AI Disclosure

Many photographs and illustrations on Your Flowers Guide are created with the help of generative AI models from the Google Gemini family. That means part of the imagery on this site is not a photo of a real plant captured by a camera, but visual content generated by a neural network from a text description.

Why we do this

Sourcing a high-quality photograph for every rare cultivar, every bloom stage, and every regional variation of a flower is practically impossible without years of fieldwork around the world. AI generation lets us show a faithful visual example of the variety or condition described in the article, without the delays of stock photography and without recycling images of unclear provenance.

How we mark AI imagery

Starting in 2026, every new AI-generated image on this site carries the IPTC tag DigitalSourceType: trainedAlgorithmicMedia. This tag is read by AI search engines and content authenticity tools, including the Content Authenticity Initiative and Adobe verification utilities. Each file also stores a Creator: Your Flowers Guide tag and a credit line that reads AI-generated, Gemini Image.
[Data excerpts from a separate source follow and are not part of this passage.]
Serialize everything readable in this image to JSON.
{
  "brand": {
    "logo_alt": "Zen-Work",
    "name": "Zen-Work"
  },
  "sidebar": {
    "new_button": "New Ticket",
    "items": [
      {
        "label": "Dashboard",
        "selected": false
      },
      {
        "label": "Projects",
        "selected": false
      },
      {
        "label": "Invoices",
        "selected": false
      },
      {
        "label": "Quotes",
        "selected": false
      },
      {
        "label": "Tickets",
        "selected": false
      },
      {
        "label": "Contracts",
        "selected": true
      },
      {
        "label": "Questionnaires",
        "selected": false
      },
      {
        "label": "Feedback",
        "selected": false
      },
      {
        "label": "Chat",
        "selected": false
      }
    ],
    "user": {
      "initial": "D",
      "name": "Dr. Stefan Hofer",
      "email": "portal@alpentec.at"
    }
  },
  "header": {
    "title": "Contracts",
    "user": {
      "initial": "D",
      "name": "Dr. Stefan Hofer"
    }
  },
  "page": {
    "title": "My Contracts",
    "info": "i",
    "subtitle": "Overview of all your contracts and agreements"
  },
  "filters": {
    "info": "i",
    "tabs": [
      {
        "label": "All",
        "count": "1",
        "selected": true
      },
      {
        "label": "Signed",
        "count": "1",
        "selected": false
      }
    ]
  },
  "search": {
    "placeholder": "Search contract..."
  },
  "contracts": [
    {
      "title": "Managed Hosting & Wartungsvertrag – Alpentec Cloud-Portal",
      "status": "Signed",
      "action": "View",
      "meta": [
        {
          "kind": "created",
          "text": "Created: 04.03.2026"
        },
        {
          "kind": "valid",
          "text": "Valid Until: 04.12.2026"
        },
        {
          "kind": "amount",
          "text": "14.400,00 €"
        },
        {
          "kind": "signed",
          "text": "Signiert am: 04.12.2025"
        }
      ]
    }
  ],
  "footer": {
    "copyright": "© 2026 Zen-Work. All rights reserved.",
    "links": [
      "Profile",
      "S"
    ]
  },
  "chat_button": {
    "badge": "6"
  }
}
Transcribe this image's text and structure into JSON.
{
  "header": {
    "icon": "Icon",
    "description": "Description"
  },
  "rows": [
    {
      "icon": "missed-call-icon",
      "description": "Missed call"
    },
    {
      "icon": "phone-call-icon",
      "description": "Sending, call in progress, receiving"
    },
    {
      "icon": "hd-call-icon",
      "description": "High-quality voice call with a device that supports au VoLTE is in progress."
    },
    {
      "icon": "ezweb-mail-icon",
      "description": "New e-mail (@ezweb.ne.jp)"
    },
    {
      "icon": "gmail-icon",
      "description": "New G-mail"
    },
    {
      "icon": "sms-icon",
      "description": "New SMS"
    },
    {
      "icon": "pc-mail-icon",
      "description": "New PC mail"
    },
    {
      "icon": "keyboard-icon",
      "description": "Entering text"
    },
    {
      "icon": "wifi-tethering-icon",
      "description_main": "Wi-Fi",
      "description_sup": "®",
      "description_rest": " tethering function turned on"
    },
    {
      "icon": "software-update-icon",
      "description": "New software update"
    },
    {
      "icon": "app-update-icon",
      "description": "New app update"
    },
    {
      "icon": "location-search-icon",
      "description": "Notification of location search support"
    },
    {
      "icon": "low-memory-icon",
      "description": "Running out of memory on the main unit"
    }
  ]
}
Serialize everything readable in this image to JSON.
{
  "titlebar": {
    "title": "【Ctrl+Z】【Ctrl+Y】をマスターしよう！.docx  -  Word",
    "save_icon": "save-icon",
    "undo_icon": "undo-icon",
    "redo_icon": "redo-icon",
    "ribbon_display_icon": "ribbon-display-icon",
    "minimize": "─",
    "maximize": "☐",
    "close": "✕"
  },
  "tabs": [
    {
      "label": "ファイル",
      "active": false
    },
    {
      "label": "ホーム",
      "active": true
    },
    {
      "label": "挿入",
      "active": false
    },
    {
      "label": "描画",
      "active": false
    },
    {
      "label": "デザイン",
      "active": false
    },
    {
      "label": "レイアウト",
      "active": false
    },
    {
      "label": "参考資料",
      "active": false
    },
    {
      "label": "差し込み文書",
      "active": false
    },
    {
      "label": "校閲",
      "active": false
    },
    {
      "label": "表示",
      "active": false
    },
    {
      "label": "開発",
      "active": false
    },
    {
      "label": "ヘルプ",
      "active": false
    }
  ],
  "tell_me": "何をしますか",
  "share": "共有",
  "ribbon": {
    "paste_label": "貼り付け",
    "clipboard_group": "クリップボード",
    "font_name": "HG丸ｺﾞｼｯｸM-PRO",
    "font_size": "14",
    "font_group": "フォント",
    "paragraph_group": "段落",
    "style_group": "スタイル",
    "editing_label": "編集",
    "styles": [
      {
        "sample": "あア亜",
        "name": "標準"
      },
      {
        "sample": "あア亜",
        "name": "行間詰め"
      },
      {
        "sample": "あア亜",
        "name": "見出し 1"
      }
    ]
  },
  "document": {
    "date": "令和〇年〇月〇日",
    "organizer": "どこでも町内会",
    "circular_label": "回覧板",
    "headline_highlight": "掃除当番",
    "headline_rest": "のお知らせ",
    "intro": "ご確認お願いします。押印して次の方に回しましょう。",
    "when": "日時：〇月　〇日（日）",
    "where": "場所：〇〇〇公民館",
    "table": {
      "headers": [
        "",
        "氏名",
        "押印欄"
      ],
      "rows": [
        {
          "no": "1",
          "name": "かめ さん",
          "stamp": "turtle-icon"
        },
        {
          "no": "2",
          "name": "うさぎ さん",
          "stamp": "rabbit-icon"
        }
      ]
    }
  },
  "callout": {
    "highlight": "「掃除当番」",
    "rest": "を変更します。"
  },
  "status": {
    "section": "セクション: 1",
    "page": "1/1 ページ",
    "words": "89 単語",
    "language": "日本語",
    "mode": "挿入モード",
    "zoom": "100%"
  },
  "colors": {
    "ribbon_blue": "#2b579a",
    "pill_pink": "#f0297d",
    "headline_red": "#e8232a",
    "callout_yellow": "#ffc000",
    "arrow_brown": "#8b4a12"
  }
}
What AI imagery does not replace

When the question is botanical identification, especially separating toxic berries from edible ones or one cultivar from a near-identical look-alike, always cross-check with primary sources. Our recommended references are the Royal Horticultural Society plant profiles, USDA plant materials, the Missouri Botanical Garden database, and a local extension service or experienced gardener. An AI image is a visual cue, not evidence.

If you find our pictures on Pinterest or Google Images

Our Pinterest pins and the preview images shown in Google Images may be AI-generated. They carry the same metadata. Each pin links back to the matching article on yourflowersguide.com, where the image is paired with a written description and supporting references.